The findings show what happens in the brain when people experience the complex visual hallucinations that are often associated with LSD state.
In a series of experiments, scientists from Imperial College London have gained a glimpse into how the psychedelic compound affects brain activity.
Researchers administered LSD (Lysergic acid diethylamide) to 20 healthy volunteers and used various leading-edge and complementary brain scanning techniques to visualise how LSD alters the way the brain works.
Under normal conditions, information from our eyes is processed in a part of the brain at the back of the head called the visual cortex.
However, when the volunteers took LSD, many additional brain areas - not just the visual cortex - contributed to visual processing, they said.
"We observed brain changes under LSD that suggested our volunteers were 'seeing with their eyes shut' - albeit they were seeing things from their imagination rather than from the outside world," said Robin Carhart-Harris from Imperial College.
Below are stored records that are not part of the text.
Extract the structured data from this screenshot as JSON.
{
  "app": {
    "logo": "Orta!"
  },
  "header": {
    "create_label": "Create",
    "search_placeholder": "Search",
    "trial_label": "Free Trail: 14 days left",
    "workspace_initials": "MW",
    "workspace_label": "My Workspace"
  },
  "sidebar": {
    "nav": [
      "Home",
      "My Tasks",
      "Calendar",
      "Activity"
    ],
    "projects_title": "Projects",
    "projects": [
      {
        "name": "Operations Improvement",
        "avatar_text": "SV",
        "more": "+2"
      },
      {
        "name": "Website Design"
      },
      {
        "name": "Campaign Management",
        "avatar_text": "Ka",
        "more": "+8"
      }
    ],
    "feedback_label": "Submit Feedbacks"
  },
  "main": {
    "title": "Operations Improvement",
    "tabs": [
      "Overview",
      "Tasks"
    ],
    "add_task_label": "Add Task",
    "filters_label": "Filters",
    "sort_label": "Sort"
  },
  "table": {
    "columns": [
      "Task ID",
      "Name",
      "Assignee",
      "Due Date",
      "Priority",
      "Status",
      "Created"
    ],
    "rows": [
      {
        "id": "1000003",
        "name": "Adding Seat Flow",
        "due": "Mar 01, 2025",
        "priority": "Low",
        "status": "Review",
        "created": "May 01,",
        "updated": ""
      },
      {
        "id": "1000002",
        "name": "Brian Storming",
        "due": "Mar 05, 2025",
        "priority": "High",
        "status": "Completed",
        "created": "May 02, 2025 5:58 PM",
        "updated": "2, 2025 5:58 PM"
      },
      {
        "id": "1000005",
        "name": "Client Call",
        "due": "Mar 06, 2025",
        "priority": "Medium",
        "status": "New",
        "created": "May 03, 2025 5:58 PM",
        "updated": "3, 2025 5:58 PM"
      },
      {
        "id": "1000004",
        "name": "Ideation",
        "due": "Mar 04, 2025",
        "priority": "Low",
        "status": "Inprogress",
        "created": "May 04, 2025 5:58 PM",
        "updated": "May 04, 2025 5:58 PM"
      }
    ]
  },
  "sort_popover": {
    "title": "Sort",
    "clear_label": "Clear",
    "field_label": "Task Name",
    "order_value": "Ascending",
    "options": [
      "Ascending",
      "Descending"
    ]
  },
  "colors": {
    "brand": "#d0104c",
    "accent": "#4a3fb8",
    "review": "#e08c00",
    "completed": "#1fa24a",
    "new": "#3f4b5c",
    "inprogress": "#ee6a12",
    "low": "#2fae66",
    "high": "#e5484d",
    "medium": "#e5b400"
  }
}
The study also showed what happens in the brain when people report a fundamental change in the quality of their consciousness under LSD.
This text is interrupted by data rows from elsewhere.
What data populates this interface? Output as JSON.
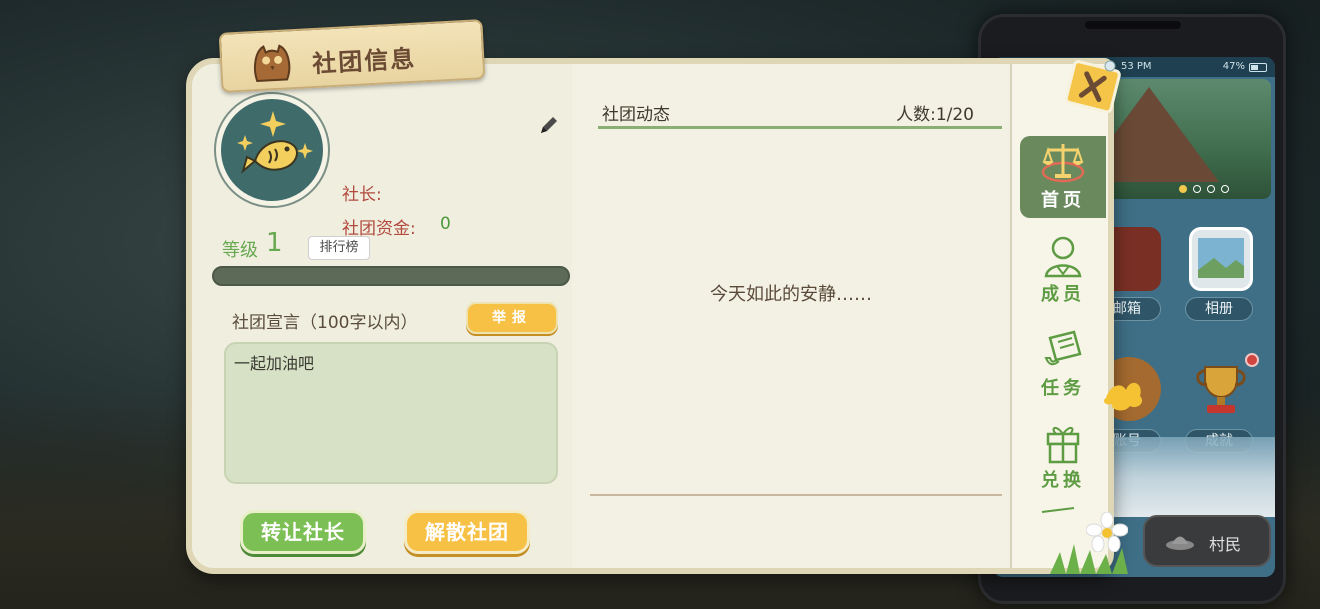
{
  "panel": {
    "title": "社团信息",
    "club": {
      "leader_label": "社长:",
      "funds_label": "社团资金:",
      "funds_value": "0",
      "level_label": "等级",
      "level_value": "1",
      "rank_button": "排行榜",
      "exp_progress": 0
    },
    "declaration": {
      "label": "社团宣言（100字以内）",
      "report_button": "举报",
      "text": "一起加油吧"
    },
    "actions": {
      "transfer_leader": "转让社长",
      "dissolve_club": "解散社团"
    },
    "news": {
      "title": "社团动态",
      "member_count": "人数:1/20",
      "empty_text": "今天如此的安静……"
    },
    "tabs": [
      {
        "label": "首页",
        "icon": "scales-icon",
        "active": true
      },
      {
        "label": "成员",
        "icon": "member-icon",
        "active": false
      },
      {
        "label": "任务",
        "icon": "scroll-icon",
        "active": false
      },
      {
        "label": "兑换",
        "icon": "gift-icon",
        "active": false
      }
    ]
  },
  "phone": {
    "status_time": "53 PM",
    "battery": "47%",
    "apps": [
      {
        "label": "邮箱",
        "icon": "mailbox-icon"
      },
      {
        "label": "相册",
        "icon": "photo-album-icon"
      },
      {
        "label": "账号",
        "icon": "account-icon"
      },
      {
        "label": "成就",
        "icon": "trophy-icon"
      }
    ],
    "villager_button": "村民"
  },
  "colors": {
    "accent_green": "#7cbf55",
    "accent_yellow": "#f6c145",
    "tab_active": "#6a8a5e",
    "label_red": "#b24a3d"
  }
}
"Normally our brain consists of independent networks that perform separate specialised functions, such as vision, movement and hearing - as well as more complex things like attention," said Carhart-Harris.
"However, under LSD the separateness of these networks breaks down and instead you see a more integrated or unified brain," he said.
"It is also related to what people sometimes call 'ego-dissolution', which means the normal sense of self is broken down and replaced by a sense of reconnection with themselves, others and the natural world," Carhart-Harris said.
"In many ways, the brain in the LSD state resembles the state our brains were in when we were infants - free and unconstrained. This also makes sense when we consider the hyper-emotional and imaginative nature of an infant's mind," he said.